Тут я невольно вспомнила о случае, который был со мной прошлым летом: горничная старших сестер, очень противная толстая девушка, все приставала ко мне: «Барышня, подарите мне ваше колечко». Колечко это — широкий золотой обруч, на котором торчала маленькая бирюза. Это был последний подарок бабушки перед смертью. Мне это колечко не очень нравилось, оно было мне широко, вертелось на пальце, и я боялась его потерять. Я уже не раз пыталась сплавить его в какое-нибудь верное место, но, к сожалению, оно не проходило в щель в полу нашей детской, куда мы с братьями спускали ненужные нам вещи: крестильный крестик на золотой цепочке, пуговицы, вязальные спицы нашей няни. Потом, лежа на животе на полу, мы старались выудить их оттуда, но это почти никогда не удавалось. Чаще всего они оставались там, поблескивая в темноте до того времени, когда буфетный мужик, по распоряжению матери, поднимал половицу, и мы, визжа от радости, извлекали оттуда забытые нами вещички. Поэтому мы были уверены, что все потерянные в саду или в доме предметы найдутся в конце концов у нас в подполье. Когда старшие нас спрашивали о какой-нибудь книге или тетради нот и заставляли искать их, мы спокойно отвечали: «Провалились в подполье, наверно» или «украли полотеры», как говорила одна наша горничная.
Через некоторое время мать заметила отсутствие кольца и спросила: «Где твое колечко?» Видя, что я растерянно молчу: «Ты потеряла его?» — «Нет». — «Так где же оно?

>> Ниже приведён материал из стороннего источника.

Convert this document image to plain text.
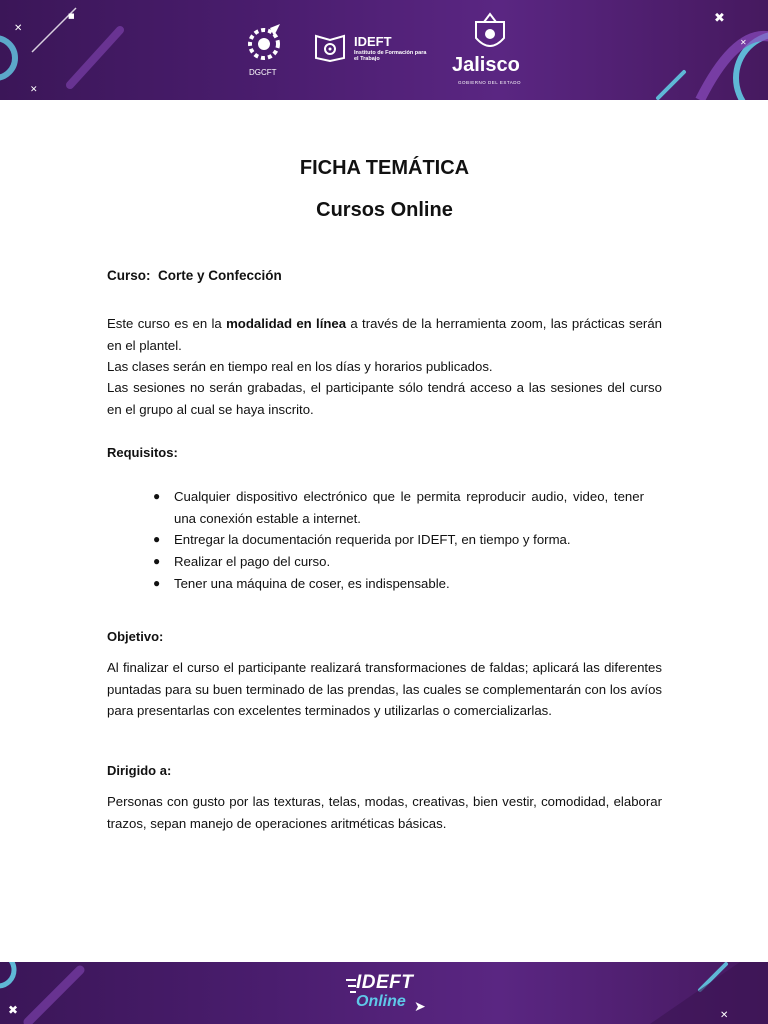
✕
■
✕
✖
✕
DGCFT
IDEFT
Instituto de Formación para el Trabajo	Jalisco
GOBIERNO DEL ESTADO
FICHA TEMÁTICA
Cursos Online
Curso: Corte y Confección
Este curso es en la modalidad en línea a través de la herramienta zoom, las prácticas serán en el plantel.
Las clases serán en tiempo real en los días y horarios publicados.
Las sesiones no serán grabadas, el participante sólo tendrá acceso a las sesiones del curso en el grupo al cual se haya inscrito.
Requisitos:
● Cualquier dispositivo electrónico que le permita reproducir audio, video, tener una conexión estable a internet.
● Entregar la documentación requerida por IDEFT, en tiempo y forma.
● Realizar el pago del curso.
● Tener una máquina de coser, es indispensable.
Objetivo:
Al finalizar el curso el participante realizará transformaciones de faldas; aplicará las diferentes puntadas para su buen terminado de las prendas, las cuales se complementarán con los avíos para presentarlas con excelentes terminados y utilizarlas o comercializarlas.
Dirigido a:
Personas con gusto por las texturas, telas, modas, creativas, bien vestir, comodidad, elaborar trazos, sepan manejo de operaciones aritméticas básicas.
✖	✕
IDEFT
Online ➤
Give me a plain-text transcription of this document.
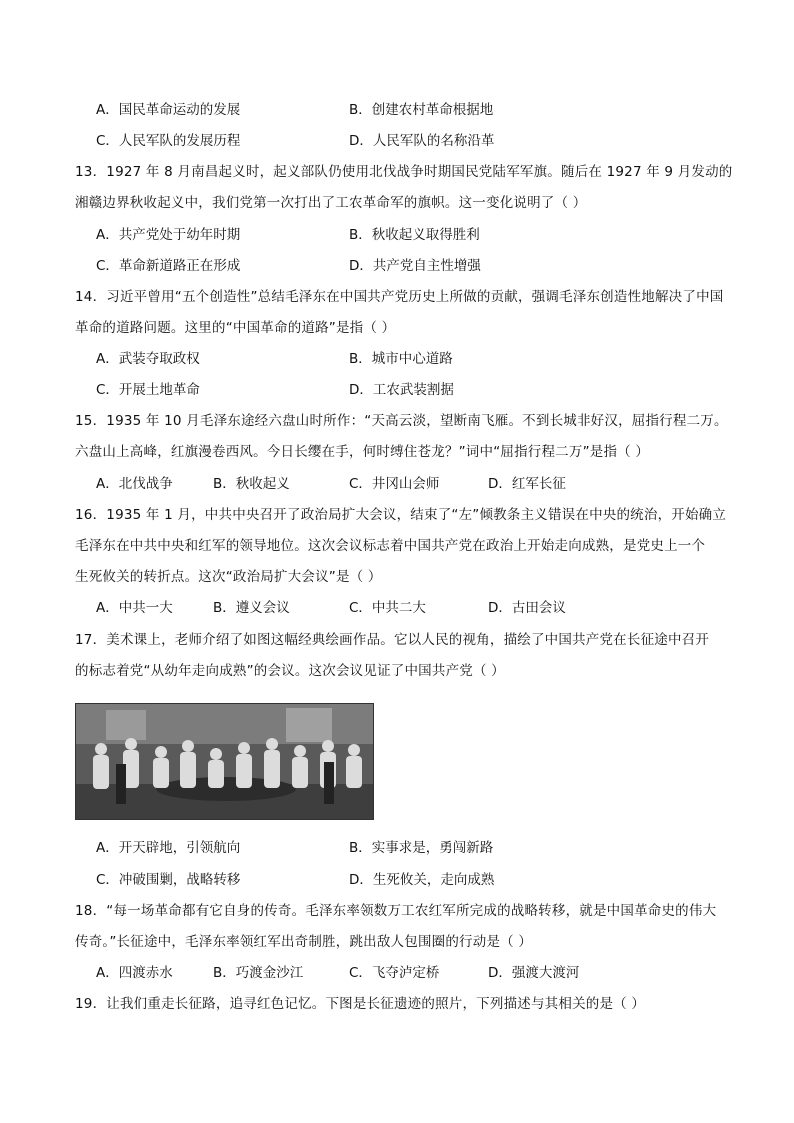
A．国民革命运动的发展	B．创建农村革命根据地
C．人民军队的发展历程	D．人民军队的名称沿革
13．1927 年 8 月南昌起义时，起义部队仍使用北伐战争时期国民党陆军军旗。随后在 1927 年 9 月发动的
湘赣边界秋收起义中，我们党第一次打出了工农革命军的旗帜。这一变化说明了（ ）
A．共产党处于幼年时期	B．秋收起义取得胜利
C．革命新道路正在形成	D．共产党自主性增强
14．习近平曾用“五个创造性”总结毛泽东在中国共产党历史上所做的贡献，强调毛泽东创造性地解决了中国
革命的道路问题。这里的“中国革命的道路”是指（ ）
A．武装夺取政权	B．城市中心道路
C．开展土地革命	D．工农武装割据
15．1935 年 10 月毛泽东途经六盘山时所作：“天高云淡，望断南飞雁。不到长城非好汉，屈指行程二万。
六盘山上高峰，红旗漫卷西风。今日长缨在手，何时缚住苍龙？”词中“屈指行程二万”是指（ ）
A．北伐战争	B．秋收起义	C．井冈山会师	D．红军长征
16．1935 年 1 月，中共中央召开了政治局扩大会议，结束了“左”倾教条主义错误在中央的统治，开始确立
毛泽东在中共中央和红军的领导地位。这次会议标志着中国共产党在政治上开始走向成熟，是党史上一个
生死攸关的转折点。这次“政治局扩大会议”是（ ）
A．中共一大	B．遵义会议	C．中共二大	D．古田会议
17．美术课上，老师介绍了如图这幅经典绘画作品。它以人民的视角，描绘了中国共产党在长征途中召开
的标志着党“从幼年走向成熟”的会议。这次会议见证了中国共产党（ ）
A．开天辟地，引领航向	B．实事求是，勇闯新路
C．冲破围剿，战略转移	D．生死攸关，走向成熟
18．“每一场革命都有它自身的传奇。毛泽东率领数万工农红军所完成的战略转移，就是中国革命史的伟大
传奇。”长征途中，毛泽东率领红军出奇制胜，跳出敌人包围圈的行动是（ ）
A．四渡赤水	B．巧渡金沙江	C．飞夺泸定桥	D．强渡大渡河
19．让我们重走长征路，追寻红色记忆。下图是长征遗迹的照片，下列描述与其相关的是（ ）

Пойди и принеси его». Я не трогалась с места. «Брать подарки назад — нельзя», учили нас всегда, когда мы отнимали друг у друга подаренные вещи. Я предпочла правду и сказала, что подарила кольцо Елене. Мать очень рассердилась: «Ты в уме, бабушкин подарок! Позови ко мне Елену». Я побежала за ней. «Зачем это меня мамаша зовут, не знаете?» — испуганно спросила Елена. «Я сказала, что подарила тебе кольцо, она очень рассердилась». — «Какое кольцо?» — «Да что я тебе подарила». — «Знать не знаю, что за кольцо такое! Скажите мамаше, что сейчас иду», — сказала Елена и ушла в свою каморку, стала там рыться в сундуке, потом быстро пошла в детскую, а оттуда уже спокойным шагом направилась к матери. Я пошла за ней, уверенная, что мать, убедившись, что я сказала правду, если не будет хвалить меня, то по крайней мере не будет бранить. Но каково было мое изумление, когда Елена стала уверять мою мать, что не знает, о каком колечке идет речь, и наконец припомнила, что она недавно «подобрала за барышней колечко и отнесла его на комод к Амалии Ивановне. Там оно, верно, и лежит». — «Катя, пойди принеси его мне, а ты ступай, — сказала она Елене, — и если что подбираешь за детьми, отдавай старшим в руки».